Cells in multicellular organisms, such as humans, have evolved a mechanically-sensitive signaling pathway called mechanotransduction. [1] Interestingly, mechanotransduction has been shown to direct stem cell differentiation towards different cell types, such as muscle or bone cells, simply by changing the environmental elasticity.[2] Additionally, cell proliferation and differentiation have also been shown to be viscosity-sensitive, with a potential effect on mechanotransduction.[3] Despite its importance to cell culture and growth, the effect of environmental viscoelasicity on mechanotransduction is still not well understood. While complex, light-based techniques exist to tune environmental stiffness, they are incapable of tuning environmental viscosity, missing a potentially important effect on cells.

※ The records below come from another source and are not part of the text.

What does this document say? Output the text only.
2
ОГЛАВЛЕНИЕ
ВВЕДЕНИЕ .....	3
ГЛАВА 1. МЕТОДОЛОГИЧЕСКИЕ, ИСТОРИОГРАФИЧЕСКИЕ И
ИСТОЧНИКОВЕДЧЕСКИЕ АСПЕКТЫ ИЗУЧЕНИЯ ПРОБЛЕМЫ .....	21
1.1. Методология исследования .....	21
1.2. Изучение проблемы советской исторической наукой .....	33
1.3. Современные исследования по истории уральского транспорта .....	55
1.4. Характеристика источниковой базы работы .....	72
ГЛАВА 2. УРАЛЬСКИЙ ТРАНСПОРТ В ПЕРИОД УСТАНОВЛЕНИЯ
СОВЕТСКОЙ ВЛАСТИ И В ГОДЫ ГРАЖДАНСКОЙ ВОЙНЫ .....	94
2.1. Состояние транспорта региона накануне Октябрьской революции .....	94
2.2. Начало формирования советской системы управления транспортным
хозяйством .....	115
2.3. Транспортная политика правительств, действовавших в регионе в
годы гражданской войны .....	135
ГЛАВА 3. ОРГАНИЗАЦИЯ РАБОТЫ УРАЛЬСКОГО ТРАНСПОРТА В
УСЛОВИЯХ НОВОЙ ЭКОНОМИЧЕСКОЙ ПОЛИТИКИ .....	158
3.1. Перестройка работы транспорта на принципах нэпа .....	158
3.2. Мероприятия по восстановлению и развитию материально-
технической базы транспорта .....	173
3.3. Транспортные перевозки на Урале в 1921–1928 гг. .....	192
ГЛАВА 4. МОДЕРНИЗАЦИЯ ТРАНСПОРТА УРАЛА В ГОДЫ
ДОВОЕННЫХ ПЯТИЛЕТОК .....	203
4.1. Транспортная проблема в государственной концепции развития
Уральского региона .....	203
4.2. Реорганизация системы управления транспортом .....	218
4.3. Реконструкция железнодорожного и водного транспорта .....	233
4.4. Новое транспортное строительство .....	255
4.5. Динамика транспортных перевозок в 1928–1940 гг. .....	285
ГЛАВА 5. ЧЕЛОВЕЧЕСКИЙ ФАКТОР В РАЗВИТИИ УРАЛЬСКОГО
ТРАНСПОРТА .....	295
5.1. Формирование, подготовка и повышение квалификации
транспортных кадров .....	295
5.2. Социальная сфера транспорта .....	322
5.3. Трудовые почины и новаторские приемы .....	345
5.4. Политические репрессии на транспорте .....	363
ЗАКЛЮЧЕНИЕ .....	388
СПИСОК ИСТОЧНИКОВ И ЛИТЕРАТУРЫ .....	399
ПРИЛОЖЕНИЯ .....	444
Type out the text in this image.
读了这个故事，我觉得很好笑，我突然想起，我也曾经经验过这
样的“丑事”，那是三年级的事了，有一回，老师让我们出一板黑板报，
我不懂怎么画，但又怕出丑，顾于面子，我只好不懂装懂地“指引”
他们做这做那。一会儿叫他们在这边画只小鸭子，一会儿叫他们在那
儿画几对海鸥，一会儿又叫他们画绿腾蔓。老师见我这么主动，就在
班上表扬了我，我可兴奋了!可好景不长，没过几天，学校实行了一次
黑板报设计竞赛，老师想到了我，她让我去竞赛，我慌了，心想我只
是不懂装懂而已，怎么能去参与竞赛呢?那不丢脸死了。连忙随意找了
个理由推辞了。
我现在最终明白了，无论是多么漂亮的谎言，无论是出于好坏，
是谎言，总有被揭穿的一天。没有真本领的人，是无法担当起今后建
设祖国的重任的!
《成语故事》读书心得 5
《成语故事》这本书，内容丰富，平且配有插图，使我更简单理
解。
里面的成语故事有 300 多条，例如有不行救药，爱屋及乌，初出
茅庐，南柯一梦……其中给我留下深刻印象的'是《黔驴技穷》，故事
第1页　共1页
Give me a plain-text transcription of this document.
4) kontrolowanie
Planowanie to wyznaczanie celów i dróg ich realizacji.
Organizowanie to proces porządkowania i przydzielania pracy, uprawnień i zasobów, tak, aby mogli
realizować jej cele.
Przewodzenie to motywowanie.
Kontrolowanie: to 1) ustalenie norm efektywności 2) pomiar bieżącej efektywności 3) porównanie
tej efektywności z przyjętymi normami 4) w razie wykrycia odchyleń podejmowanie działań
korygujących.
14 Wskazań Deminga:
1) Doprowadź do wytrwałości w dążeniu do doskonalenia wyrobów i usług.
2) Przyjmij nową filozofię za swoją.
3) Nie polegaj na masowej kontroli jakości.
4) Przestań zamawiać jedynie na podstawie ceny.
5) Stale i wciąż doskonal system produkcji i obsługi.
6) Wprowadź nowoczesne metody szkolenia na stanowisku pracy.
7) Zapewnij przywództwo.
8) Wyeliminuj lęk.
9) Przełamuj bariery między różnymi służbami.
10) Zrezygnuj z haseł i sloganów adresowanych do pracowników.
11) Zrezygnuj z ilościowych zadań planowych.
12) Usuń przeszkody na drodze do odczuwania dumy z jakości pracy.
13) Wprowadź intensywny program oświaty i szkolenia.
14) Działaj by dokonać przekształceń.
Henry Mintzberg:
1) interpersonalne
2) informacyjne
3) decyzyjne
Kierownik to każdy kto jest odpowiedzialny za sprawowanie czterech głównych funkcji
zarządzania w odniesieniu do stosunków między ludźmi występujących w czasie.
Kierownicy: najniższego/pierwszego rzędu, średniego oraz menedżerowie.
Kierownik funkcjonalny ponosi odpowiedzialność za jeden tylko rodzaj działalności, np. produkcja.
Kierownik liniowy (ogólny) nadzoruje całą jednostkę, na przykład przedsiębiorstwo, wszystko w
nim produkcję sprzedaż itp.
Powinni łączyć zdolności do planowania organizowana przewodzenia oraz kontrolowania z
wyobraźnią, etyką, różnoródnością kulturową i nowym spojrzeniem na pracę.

Here, we present a simple, cost-effective means of applying macromolecular crowding (MMC) to polymeric hydrogels used as cell scaffolds to tune their viscoelasticity. Crowding agents dissolved in solution can apply MMC conditions to polymer hydrogels by infiltrating their matrix. MMC both increases solution viscosity, and reduces the number of conformations available to the hydrogel polymers, restricting their thermally-induced structural fluctuations and causing the hydrogel to stiffen.[4] Alginate, a polymeric hydrogel derived from algae, is an ideal candidate for MMC-induced viscoelastic control: with a relatively large ~5 nm pore size, small crowding agents can passively diffuse into the hydrogel. In this work, we show rheometry data demonstrating how poly(ethylene glycol), or PEG, dissolved in solution is used to tune alginate viscoelasticity. We also demonstrate the clear effect on the morphology of cells grown on crowded alginate hydrogels, with cells displaying compelling differences when compared to controls both with and without crowding (see also poster by Villiou, et al.). This study will be of interest to the biophysical community, demonstrating a simple means of tuning the cellular environment.

[1] M., Raab Science, 2016, 352, 359-362.

[2] S. Jungbauer Biophysical Journal, 2008, 95, 3470-3478.

[3] O. Chaudhuri Nature Materials, 2016, 15, 326-334.

[4] G. Guigas Biophysical Journal, 2007, 93, 316-323.